Some of the most common criticisms of this process I’ve found:

  • Service innovation is ignored. Most discussions around the innovation funnel and the phase-gate process have to do with physical products or engineering innovations. But very little is mentioned around how to innovate a service. This was recently pointed on a LinkedIn discussion on my earlier post, where one reader stated that I should “broaden the funnel to apply to the service industry. It works equally as well and it is the services environment that is in need of greater insight when it comes to such things as innovation…”
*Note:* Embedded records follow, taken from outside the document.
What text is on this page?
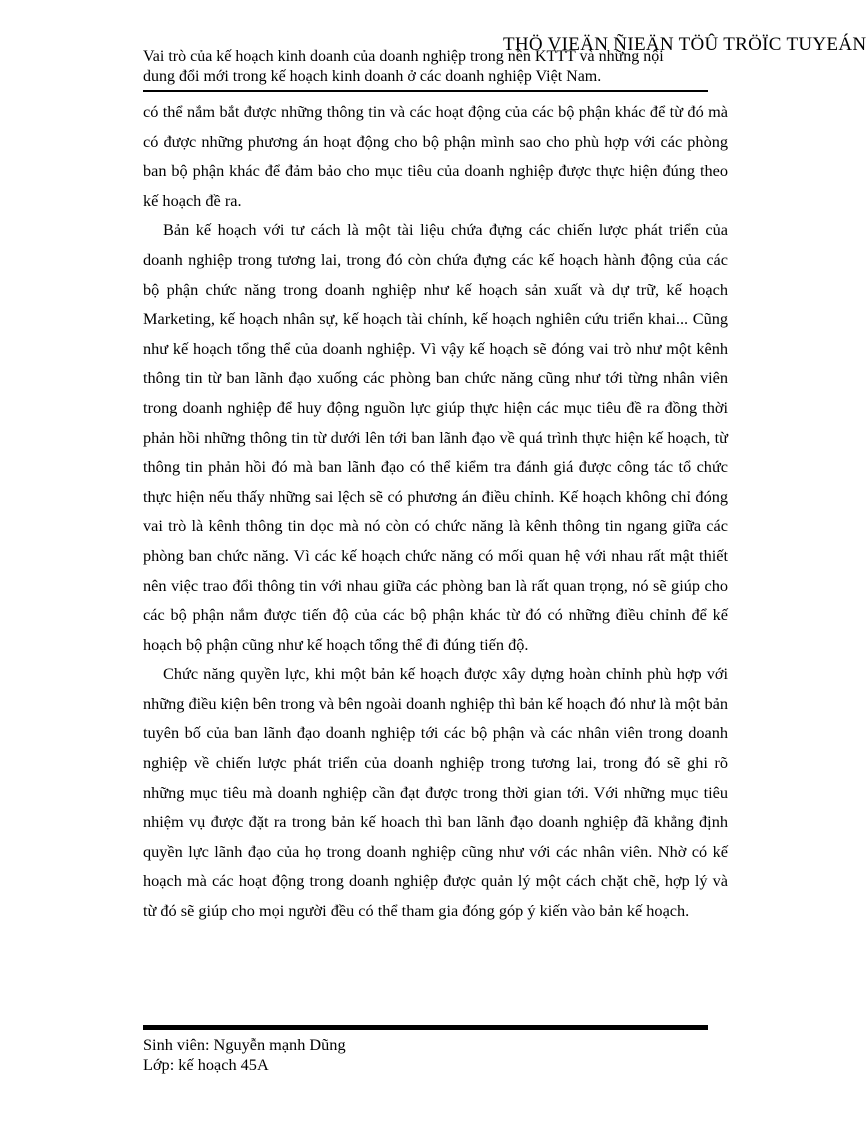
THÖ VIEÄN ÑIEÄN TÖÛ TRÖÏC TUYEÁN
Vai trò của kế hoạch kinh doanh của doanh nghiệp trong nền KTTT và những nội
dung đổi mới trong kế hoạch kinh doanh ở các doanh nghiệp Việt Nam.

có thể nắm bắt được những thông tin và các hoạt động của các bộ phận khác để từ đó mà có được những phương án hoạt động cho bộ phận mình sao cho phù hợp với các phòng ban bộ phận khác để đảm bảo cho mục tiêu của doanh nghiệp được thực hiện đúng theo kế hoạch đề ra.

Bản kế hoạch với tư cách là một tài liệu chứa đựng các chiến lược phát triển của doanh nghiệp trong tương lai, trong đó còn chứa đựng các kế hoạch hành động của các bộ phận chức năng trong doanh nghiệp như kế hoạch sản xuất và dự trữ, kế hoạch Marketing, kế hoạch nhân sự, kế hoạch tài chính, kế hoạch nghiên cứu triển khai... Cũng như kế hoạch tổng thể của doanh nghiệp. Vì vậy kế hoạch sẽ đóng vai trò như một kênh thông tin từ ban lãnh đạo xuống các phòng ban chức năng cũng như tới từng nhân viên trong doanh nghiệp để huy động nguồn lực giúp thực hiện các mục tiêu đề ra đồng thời phản hồi những thông tin từ dưới lên tới ban lãnh đạo về quá trình thực hiện kế hoạch, từ thông tin phản hồi đó mà ban lãnh đạo có thể kiểm tra đánh giá được công tác tổ chức thực hiện nếu thấy những sai lệch sẽ có phương án điều chỉnh. Kế hoạch không chỉ đóng vai trò là kênh thông tin dọc mà nó còn có chức năng là kênh thông tin ngang giữa các phòng ban chức năng. Vì các kế hoạch chức năng có mối quan hệ với nhau rất mật thiết nên việc trao đổi thông tin với nhau giữa các phòng ban là rất quan trọng, nó sẽ giúp cho các bộ phận nắm được tiến độ của các bộ phận khác từ đó có những điều chỉnh để kế hoạch bộ phận cũng như kế hoạch tổng thể đi đúng tiến độ.

Chức năng quyền lực, khi một bản kế hoạch được xây dựng hoàn chỉnh phù hợp với những điều kiện bên trong và bên ngoài doanh nghiệp thì bản kế hoạch đó như là một bản tuyên bố của ban lãnh đạo doanh nghiệp tới các bộ phận và các nhân viên trong doanh nghiệp về chiến lược phát triển của doanh nghiệp trong tương lai, trong đó sẽ ghi rõ những mục tiêu mà doanh nghiệp cần đạt được trong thời gian tới. Với những mục tiêu nhiệm vụ được đặt ra trong bản kế hoach thì ban lãnh đạo doanh nghiệp đã khẳng định quyền lực lãnh đạo của họ trong doanh nghiệp cũng như với các nhân viên. Nhờ có kế hoạch mà các hoạt động trong doanh nghiệp được quản lý một cách chặt chẽ, hợp lý và từ đó sẽ giúp cho mọi người đều có thể tham gia đóng góp ý kiến vào bản kế hoạch.

Sinh viên: Nguyễn mạnh Dũng
Lớp: kế hoạch 45A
  • The focus of the process is on administration versus idea creation. David Nichols lists various criticisms of the innovation funnel, and one of his main thrusts is that the funnel and the process behind it have become a crutch that companies lean on when they want to have an innovation ‘method’ in place, but really don’t have the culture to support true product breakthroughs versus incremental improvements.
  • In fact, proper ideation isn’t supported. Most of the innovation funnel focuses on honing a smaller and smaller set of ideas. But if you don’t have a good process for generating great ideas in the first place you’re handicapped from the start. Furthermore, the Innovation Playground blog argues that the phase-gate process is best viewed as a project management framework, and that ideation must happen under a separate model.
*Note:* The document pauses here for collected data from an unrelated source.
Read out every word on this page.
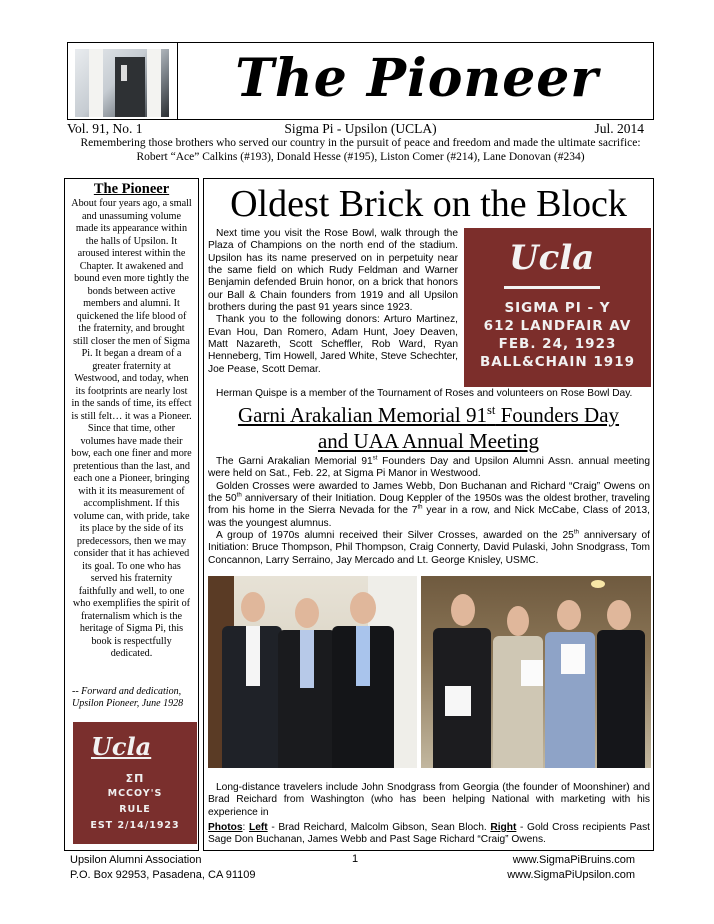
The Pioneer
Vol. 91, No. 1	Sigma Pi - Upsilon (UCLA)	Jul. 2014
Remembering those brothers who served our country in the pursuit of peace and freedom and made the ultimate sacrifice:
Robert “Ace” Calkins (#193), Donald Hesse (#195), Liston Comer (#214), Lane Donovan (#234)
The Pioneer
About four years ago, a small and unassuming volume made its appearance within the halls of Upsilon. It aroused interest within the Chapter. It awakened and bound even more tightly the bonds between active members and alumni. It quickened the life blood of the fraternity, and brought still closer the men of Sigma Pi. It began a dream of a greater fraternity at Westwood, and today, when its footprints are nearly lost in the sands of time, its effect is still felt… it was a Pioneer. Since that time, other volumes have made their bow, each one finer and more pretentious than the last, and each one a Pioneer, bringing with it its measurement of accomplishment. If this volume can, with pride, take its place by the side of its predecessors, then we may consider that it has achieved its goal. To one who has served his fraternity faithfully and well, to one who exemplifies the spirit of fraternalism which is the heritage of Sigma Pi, this book is respectfully dedicated.
-- Forward and dedication,
Upsilon Pioneer, June 1928
Ucla
ΣΠ
MCCOY'S
RULE
EST 2/14/1923
Oldest Brick on the Block
Next time you visit the Rose Bowl, walk through the Plaza of Champions on the north end of the stadium. Upsilon has its name preserved on in perpetuity near the same field on which Rudy Feldman and Warner Benjamin defended Bruin honor, on a brick that honors our Ball & Chain founders from 1919 and all Upsilon brothers during the past 91 years since 1923.
Thank you to the following donors: Arturo Martinez, Evan Hou, Dan Romero, Adam Hunt, Joey Deaven, Matt Nazareth, Scott Scheffler, Rob Ward, Ryan Henneberg, Tim Howell, Jared White, Steve Schechter, Joe Pease, Scott Demar.
Herman Quispe is a member of the Tournament of Roses and volunteers on Rose Bowl Day.
Ucla
SIGMA PI - Y
612 LANDFAIR AV
FEB. 24, 1923
BALL&CHAIN 1919
Garni Arakalian Memorial 91st Founders Day
and UAA Annual Meeting
The Garni Arakalian Memorial 91st Founders Day and Upsilon Alumni Assn. annual meeting were held on Sat., Feb. 22, at Sigma Pi Manor in Westwood.
Golden Crosses were awarded to James Webb, Don Buchanan and Richard “Craig” Owens on the 50th anniversary of their Initiation. Doug Keppler of the 1950s was the oldest brother, traveling from his home in the Sierra Nevada for the 7th year in a row, and Nick McCabe, Class of 2013, was the youngest alumnus.
A group of 1970s alumni received their Silver Crosses, awarded on the 25th anniversary of Initiation: Bruce Thompson, Phil Thompson, Craig Connerty, David Pulaski, John Snodgrass, Tom Concannon, Larry Serraino, Jay Mercado and Lt. George Knisley, USMC.
Long-distance travelers include John Snodgrass from Georgia (the founder of Moonshiner) and Brad Reichard from Washington (who has been helping National with marketing with his experience in
Photos: Left - Brad Reichard, Malcolm Gibson, Sean Bloch. Right - Gold Cross recipients Past Sage Don Buchanan, James Webb and Past Sage Richard “Craig” Owens.
Upsilon Alumni Association
P.O. Box 92953, Pasadena, CA 91109
1	www.SigmaPiBruins.com
www.SigmaPiUpsilon.com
This is by no means intended to be an exhaustive list; for more, check out Reply To Stage-Gate Critics.

Whether your funnel is choking up the innovation process, or you want to choke the funnel with your bare hands out of innovation frustration, ask yourself: is it the funnel itself that’s flawed, or the process that people layer over it?  To me, the funnel still seems like a good starting point, but it requires the right process and culture to make it a reality.